Маша в безмолвном негодовании смотрела на лишённого совести шантажиста.

- Мань, - Славка жалко улыбнулся. - Мне нужно будет тебя там видеть. Ты единственная, кто меня понимает. Ну что тебе, сложно, а?

- Слав, - Маша, подавив первый порыв возмущения, постаралась осветить ему некоторые не учтённые им аспекты. - Во-первых, Ире неприятно будет, она не полная дура. Всё-таки самый большой праздник в её жизни. Зачем его портить? Нехорошо, некрасиво, неправильно.

- За Иру не волнуйся. Я ей объясню, что ты мне хороший друг, а не то, что некоторым мерещится.

Объяснит он! Наверняка, Ира воспринимает "хорошего друга", как совсем недавно Маша воспринимала "О, Алину!".

- Так она тебе и поверит.

- Ещё как поверит. Сама тебя позовёт.

Маша вздохнула, задумалась. Непробиваем. Хоть кол на голове теши.

- А во-вторых? - прервал её размышления Славка.

- Что?

- Ну, ты сказала "во-первых", следовательно, есть "во-вторых".

- Во-вторых, не хочу скандала у тебя на свадьбе.

- С чего вдруг тебе скандал пригрезился? - забеспокоился он. - Для чего надо всё усложнять?

- Я не усложняю, - грустно усмехнулась девушка. - Видишь ли, мне не разрешили идти к тебе на свадьбу. Приказали отклонить приглашение.

- Приказали? - не поверил Славка. - Кто?

- Наши с тобой лучшие друзья. Лёлеки-Болеки, Шурики-Казимирычи.
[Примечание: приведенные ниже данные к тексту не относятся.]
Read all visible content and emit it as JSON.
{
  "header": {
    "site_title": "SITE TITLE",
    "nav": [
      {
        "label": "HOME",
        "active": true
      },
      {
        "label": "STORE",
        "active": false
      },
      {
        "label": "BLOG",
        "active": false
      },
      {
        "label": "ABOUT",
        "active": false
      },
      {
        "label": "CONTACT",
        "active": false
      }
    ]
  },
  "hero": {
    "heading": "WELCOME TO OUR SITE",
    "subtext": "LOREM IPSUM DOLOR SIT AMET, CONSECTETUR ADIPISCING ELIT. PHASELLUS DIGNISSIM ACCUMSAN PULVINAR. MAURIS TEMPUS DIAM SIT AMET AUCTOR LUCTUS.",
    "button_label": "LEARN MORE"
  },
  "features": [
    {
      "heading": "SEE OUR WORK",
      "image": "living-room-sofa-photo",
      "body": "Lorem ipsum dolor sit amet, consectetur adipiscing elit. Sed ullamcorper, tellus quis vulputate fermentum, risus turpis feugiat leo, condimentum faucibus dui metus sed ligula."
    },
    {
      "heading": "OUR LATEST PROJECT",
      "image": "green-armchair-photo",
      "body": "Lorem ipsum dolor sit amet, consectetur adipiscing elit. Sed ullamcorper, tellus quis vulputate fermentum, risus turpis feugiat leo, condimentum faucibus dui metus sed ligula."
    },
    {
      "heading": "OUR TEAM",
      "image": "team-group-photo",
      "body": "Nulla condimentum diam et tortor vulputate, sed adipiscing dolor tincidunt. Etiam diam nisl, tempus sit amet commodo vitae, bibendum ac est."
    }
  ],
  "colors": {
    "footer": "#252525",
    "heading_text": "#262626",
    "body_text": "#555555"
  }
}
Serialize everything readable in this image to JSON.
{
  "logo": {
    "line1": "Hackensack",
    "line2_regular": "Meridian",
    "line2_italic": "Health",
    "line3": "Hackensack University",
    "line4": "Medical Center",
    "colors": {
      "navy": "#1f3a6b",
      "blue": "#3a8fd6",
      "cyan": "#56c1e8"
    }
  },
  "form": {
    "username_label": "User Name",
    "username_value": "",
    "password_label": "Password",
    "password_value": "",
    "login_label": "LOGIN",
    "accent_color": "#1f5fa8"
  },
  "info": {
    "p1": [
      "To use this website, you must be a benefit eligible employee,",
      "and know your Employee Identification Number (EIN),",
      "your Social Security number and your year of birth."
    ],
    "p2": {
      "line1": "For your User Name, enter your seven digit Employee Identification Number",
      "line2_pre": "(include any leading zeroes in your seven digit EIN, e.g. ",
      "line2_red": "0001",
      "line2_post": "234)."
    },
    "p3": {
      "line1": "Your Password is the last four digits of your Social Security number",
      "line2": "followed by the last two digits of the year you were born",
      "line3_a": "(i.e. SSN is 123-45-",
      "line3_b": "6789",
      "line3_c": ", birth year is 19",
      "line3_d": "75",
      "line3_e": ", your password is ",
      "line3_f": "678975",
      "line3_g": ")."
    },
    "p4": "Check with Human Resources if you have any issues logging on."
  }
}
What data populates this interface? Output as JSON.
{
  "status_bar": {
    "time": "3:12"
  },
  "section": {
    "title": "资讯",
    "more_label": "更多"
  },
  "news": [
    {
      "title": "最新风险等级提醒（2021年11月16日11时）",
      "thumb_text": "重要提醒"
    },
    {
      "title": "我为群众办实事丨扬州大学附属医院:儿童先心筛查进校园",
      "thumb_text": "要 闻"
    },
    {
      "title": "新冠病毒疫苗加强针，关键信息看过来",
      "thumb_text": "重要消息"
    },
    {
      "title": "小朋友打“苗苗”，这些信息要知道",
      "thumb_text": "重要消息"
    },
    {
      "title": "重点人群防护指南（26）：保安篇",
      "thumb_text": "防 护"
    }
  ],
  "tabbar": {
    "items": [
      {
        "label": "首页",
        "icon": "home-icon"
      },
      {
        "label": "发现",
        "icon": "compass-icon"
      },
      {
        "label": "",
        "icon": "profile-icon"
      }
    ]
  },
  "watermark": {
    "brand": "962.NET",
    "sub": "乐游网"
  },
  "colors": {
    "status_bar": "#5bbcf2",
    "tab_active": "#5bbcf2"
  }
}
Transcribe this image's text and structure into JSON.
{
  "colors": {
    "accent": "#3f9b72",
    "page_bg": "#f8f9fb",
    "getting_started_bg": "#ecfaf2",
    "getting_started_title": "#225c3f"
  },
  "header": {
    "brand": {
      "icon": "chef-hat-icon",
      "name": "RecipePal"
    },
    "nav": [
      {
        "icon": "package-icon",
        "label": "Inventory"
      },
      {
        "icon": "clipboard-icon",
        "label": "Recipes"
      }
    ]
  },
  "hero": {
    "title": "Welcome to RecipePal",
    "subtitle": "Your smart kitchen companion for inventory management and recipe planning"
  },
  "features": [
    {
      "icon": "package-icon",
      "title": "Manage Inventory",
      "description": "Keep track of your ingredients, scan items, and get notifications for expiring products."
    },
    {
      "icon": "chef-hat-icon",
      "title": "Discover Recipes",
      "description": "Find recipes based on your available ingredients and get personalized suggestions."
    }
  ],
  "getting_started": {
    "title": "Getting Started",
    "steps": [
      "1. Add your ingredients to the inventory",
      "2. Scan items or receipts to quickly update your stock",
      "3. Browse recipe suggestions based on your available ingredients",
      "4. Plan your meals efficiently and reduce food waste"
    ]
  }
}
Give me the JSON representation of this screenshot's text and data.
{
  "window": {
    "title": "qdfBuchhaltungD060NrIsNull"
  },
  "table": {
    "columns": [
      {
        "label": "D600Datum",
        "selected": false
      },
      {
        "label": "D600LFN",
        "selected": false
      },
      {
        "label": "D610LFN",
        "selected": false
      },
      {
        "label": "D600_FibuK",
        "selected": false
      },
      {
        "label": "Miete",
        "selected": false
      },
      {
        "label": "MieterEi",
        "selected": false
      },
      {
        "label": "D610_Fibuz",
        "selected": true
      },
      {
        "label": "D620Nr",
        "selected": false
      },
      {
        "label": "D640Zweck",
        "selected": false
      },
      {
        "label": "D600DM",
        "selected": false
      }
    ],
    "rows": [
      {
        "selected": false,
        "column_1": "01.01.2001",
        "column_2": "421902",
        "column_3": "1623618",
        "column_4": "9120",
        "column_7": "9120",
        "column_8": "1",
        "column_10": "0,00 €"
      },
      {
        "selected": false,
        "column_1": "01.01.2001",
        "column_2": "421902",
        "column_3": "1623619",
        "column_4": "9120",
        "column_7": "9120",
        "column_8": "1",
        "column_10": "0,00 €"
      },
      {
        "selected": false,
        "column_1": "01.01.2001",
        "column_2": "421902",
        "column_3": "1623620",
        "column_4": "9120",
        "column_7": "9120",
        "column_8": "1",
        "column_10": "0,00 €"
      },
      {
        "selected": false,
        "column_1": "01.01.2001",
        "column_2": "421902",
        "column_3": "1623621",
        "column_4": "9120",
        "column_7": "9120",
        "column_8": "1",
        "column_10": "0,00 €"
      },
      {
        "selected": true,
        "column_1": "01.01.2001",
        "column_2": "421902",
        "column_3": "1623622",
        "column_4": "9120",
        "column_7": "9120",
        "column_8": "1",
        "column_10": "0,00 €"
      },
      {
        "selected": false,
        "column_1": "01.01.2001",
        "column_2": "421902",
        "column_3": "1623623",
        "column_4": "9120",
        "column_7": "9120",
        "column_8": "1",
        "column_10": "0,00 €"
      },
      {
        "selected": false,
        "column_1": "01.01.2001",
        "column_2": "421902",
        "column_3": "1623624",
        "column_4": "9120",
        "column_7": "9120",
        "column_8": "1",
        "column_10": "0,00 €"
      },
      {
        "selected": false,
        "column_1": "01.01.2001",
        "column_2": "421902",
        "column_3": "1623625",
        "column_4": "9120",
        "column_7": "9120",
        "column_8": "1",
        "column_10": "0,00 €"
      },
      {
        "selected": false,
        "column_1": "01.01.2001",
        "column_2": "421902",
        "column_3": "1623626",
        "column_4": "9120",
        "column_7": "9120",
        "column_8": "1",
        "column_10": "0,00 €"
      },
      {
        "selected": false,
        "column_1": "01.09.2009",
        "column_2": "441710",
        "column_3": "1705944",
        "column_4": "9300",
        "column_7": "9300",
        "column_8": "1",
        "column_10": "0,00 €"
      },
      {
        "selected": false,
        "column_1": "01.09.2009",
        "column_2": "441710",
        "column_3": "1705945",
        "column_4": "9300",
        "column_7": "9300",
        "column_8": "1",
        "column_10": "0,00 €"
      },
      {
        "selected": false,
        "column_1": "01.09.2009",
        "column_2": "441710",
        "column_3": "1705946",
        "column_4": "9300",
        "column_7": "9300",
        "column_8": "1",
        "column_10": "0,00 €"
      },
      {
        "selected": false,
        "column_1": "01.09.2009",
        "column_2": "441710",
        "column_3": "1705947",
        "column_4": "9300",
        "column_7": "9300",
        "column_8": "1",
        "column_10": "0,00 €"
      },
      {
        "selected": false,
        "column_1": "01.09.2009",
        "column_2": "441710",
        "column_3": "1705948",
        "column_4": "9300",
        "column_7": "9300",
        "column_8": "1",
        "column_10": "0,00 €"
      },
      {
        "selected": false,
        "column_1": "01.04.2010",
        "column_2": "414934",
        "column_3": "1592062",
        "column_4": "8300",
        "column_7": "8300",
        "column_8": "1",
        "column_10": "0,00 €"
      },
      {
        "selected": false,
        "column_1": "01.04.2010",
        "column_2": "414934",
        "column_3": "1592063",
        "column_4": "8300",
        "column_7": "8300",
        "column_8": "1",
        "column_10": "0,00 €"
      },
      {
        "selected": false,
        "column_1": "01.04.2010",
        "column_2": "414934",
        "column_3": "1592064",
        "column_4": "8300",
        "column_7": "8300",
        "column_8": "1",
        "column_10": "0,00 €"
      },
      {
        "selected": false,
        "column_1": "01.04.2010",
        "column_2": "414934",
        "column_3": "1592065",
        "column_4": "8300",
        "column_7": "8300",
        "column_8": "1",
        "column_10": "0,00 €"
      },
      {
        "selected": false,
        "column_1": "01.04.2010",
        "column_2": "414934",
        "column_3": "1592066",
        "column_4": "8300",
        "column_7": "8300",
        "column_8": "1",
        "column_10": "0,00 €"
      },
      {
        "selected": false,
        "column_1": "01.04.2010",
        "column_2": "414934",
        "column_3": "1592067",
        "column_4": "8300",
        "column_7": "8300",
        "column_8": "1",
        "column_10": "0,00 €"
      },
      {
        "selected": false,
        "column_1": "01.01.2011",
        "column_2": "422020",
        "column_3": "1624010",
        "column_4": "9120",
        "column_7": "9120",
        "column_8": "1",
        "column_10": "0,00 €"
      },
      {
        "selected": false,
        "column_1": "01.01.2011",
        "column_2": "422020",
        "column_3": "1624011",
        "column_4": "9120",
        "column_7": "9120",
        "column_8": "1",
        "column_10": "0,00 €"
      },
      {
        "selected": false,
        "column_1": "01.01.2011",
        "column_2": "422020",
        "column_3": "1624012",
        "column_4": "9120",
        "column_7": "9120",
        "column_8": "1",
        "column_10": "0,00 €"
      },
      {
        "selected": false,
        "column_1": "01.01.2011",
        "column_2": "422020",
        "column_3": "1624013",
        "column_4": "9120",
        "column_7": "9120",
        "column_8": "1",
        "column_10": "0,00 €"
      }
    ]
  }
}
- И ты позволяешь им командовать собой?

- Обычно нет. Но в данном случае они совершенно правы.

- Нашла правых! - загорелся Славка. - Они вообще ни черта не смыслят. Командовать ещё будут! Разбежались! В конце концов, это моя свадьба. Кого хочу видеть, того и зову. Короче, ты идёшь и точка.

- Нет, - она отвернулась, упрямо поджала губы.

- Опять нет. Что ещё мешает?

- Ты хочешь, чтобы наши с тобой друзья прямо на свадьбе скандал устроили и при остальных гостях меня с позором оттуда выгнали?

Славка остро и хитро взглянул на неё.

- Маня, а если они сами к тебе прибегут и уговаривать станут?

- Тогда ладно, тогда пойду, - согласилась она, не веря в предложенный Славкой вариант развития событий ни секунды. Потому и согласилась.

- Пообещай!

- Обещаю, - она успокоено откинулась на спинку стула. Славка понятия не имеет, насколько несгибаемы в вопросах морали и приличий, чести и достоинства Казимирыч с Болеком. Где на них Закревский сядет, там и слезет.

Получилось, это она понятия не имела о пробивных способностях Славки, об его изворотливости. Разумеется, сами серые кардиналы когда-то дружной компании не прибежали. Их, принципиальных, ломало, корёжило и плющило. Но белый флаг вывесили, по обыкновению прислав беспринципного Шурика.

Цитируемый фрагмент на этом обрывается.